Now, if you’re saying “well, Carroll was running behind a Sun Belt-caliber offensive line, he’ll do better with Mizzou’s line”... good, I’m glad that’s where your mind went. Let’s compare the ‘23 lines, shall we?

Comparing ‘23 offensive lines

The game is about blocking and tackling, and in terms of making the blocks, Georgia State’s line was actually a little bit better than Mizzou. This meant they also allowed fewer runs to be hit at or behind the line, a 2% advantage over Missouri, to be exact. But Missouri’s line was better at opening 4-yard holes (opportunity rate), better in gotta-have-it short yardage situations (power success rate), and had their runners go for more yards per carry in both standard downs and passing downs. So, nothing conclusive, but interesting to compare anyway.

And for all you weirdos asking about Schrader/Carroll’s pass blocking acumen: Cody Schrader was in pass protection 75 times, allowed a 5.3% QB pressure rate and gave up a sack. Marcus Carroll was in pass protection 66 times and gave up a 0% pressure rate and 0 sacks.

What It All Means: Missouri’s running back room was squarely in the “Little Caesars Hot N’ Ready” territory; dinner needed to be made, there wasn’t much at home, and there really wasn’t any time to go get something, prep it, cook it, and serve it in time. Luckily, what they got was at the Hot N’ Ready convenience and timing, but just as good as the meals that they had been eating the week before (this analogy is going off the rails, isn’t it?).

Carroll tracks very similar to Schrader but, most importantly, is the type of runner that does well with the zone-blocking concepts that Missouri has been running under Drinkwtiz and Moore. Georgia State mixed in some triple option stuff which, obviously, Missouri doesn’t run, but what I’ll call their “set piece” running game is similar to Mizzou’s. Watching any of his film you see a guy who is decisive in his decision making, makes one cut, and then hits the hole quickly, something that Schrader excelled at and Peat struggled with.
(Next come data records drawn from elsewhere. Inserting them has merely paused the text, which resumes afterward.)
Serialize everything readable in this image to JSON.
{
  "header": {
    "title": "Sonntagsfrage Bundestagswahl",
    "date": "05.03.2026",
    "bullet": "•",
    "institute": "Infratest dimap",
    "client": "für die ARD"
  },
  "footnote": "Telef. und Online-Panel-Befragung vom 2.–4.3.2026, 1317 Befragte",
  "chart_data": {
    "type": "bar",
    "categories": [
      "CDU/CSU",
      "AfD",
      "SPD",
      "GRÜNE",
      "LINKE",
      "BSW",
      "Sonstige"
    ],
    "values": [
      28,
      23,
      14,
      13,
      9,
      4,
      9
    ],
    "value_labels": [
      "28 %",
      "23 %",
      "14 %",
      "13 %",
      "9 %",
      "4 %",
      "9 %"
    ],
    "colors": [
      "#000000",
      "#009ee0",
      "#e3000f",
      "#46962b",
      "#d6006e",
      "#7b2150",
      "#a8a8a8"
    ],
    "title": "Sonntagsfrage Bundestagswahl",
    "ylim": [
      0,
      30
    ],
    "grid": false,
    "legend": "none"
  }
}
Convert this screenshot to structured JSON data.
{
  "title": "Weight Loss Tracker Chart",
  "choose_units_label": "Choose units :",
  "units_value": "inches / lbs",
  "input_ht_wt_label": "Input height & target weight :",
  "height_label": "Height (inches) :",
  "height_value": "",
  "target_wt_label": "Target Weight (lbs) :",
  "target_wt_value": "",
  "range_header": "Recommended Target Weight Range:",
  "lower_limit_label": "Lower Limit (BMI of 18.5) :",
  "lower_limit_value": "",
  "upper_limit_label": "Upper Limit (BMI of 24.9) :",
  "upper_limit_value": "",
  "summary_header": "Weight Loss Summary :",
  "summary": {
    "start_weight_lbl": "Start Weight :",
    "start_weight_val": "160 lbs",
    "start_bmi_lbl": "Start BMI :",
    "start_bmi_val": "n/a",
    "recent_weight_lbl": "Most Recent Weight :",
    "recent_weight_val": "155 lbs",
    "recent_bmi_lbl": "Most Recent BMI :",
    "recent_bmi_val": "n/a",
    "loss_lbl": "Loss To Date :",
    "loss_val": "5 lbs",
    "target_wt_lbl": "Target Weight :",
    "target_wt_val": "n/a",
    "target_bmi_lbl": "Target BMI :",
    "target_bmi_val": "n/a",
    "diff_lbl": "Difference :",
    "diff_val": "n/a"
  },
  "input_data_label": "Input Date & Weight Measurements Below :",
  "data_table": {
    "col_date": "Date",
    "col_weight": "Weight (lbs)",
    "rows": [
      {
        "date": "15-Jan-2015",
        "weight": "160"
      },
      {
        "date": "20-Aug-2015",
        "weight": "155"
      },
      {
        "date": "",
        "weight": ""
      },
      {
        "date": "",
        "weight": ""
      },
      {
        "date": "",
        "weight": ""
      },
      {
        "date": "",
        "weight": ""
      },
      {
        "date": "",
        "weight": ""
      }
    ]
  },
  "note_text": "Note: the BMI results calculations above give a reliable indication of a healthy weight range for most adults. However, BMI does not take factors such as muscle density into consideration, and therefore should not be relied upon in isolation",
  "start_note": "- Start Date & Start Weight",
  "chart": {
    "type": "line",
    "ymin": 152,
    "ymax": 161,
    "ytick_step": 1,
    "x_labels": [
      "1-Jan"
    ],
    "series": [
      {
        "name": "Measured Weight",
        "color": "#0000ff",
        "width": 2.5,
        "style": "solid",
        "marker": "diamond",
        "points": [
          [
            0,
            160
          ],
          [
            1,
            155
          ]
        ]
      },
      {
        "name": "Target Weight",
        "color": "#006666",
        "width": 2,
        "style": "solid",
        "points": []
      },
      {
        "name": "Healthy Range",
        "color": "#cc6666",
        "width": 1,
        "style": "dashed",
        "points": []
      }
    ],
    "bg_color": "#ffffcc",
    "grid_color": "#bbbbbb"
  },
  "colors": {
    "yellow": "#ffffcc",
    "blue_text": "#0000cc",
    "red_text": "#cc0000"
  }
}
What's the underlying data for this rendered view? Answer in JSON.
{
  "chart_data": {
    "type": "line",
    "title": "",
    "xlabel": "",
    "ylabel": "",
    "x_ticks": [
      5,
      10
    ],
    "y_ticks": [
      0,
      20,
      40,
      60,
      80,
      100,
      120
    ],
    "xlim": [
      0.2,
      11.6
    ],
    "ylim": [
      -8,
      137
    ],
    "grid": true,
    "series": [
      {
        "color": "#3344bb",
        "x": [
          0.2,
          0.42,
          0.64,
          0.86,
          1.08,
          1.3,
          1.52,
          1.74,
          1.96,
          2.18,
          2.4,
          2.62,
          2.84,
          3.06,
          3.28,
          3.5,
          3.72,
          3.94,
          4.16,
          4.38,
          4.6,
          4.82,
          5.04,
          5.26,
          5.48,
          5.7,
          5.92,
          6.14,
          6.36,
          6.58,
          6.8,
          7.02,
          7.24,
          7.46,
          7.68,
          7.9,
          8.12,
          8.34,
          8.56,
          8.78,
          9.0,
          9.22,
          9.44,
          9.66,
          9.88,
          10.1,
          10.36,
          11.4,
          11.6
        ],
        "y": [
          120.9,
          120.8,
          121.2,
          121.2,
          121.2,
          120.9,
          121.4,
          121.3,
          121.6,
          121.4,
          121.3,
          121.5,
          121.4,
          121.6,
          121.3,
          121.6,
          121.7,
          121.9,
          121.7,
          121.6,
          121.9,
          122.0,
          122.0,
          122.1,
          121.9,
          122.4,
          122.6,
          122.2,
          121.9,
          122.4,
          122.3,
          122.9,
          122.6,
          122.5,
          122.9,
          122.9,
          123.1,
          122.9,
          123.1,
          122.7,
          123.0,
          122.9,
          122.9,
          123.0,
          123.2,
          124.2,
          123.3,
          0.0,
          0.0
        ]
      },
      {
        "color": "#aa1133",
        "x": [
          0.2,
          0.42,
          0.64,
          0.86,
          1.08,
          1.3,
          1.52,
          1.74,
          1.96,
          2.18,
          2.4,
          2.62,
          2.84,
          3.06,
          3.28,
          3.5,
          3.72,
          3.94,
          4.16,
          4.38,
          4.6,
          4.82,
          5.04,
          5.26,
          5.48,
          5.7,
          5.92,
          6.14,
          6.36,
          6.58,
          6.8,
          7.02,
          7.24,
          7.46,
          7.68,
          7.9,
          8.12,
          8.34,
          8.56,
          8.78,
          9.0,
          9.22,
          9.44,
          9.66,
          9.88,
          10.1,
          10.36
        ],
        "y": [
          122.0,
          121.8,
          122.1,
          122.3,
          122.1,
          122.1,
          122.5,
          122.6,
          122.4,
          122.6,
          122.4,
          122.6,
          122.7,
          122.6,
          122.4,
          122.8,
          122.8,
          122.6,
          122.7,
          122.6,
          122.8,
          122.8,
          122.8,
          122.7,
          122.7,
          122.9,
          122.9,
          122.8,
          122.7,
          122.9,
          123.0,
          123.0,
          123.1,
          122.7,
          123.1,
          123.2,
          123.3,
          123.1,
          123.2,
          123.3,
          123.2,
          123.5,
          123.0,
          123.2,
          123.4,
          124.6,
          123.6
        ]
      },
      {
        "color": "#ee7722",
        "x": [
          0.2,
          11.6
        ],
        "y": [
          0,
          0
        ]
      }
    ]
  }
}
Carroll is a fifth-year graduate student that never took a redshirt. What does that mean? Technically, he has two years to play one year. So, if for some reason he plays four games or fewer next year, he could use that as his redshirt year and then come back in ‘25. However, I don’t think that’s something that anybody wants so it’s best to view this as a one-year rental.

Still, it’s exactly what Mizzou needs. Assuming Jones and Roberts don’t transfer, Carroll provides the experience and endurance to shoulder the load this year while Jones/Roberts/whoever sprinkle in throughout the year, and are hopefully ready for prime time the following year.

I can’t wait to see what Carroll can do in this offense. And, even better, Mizzou for sure has its running back for next year.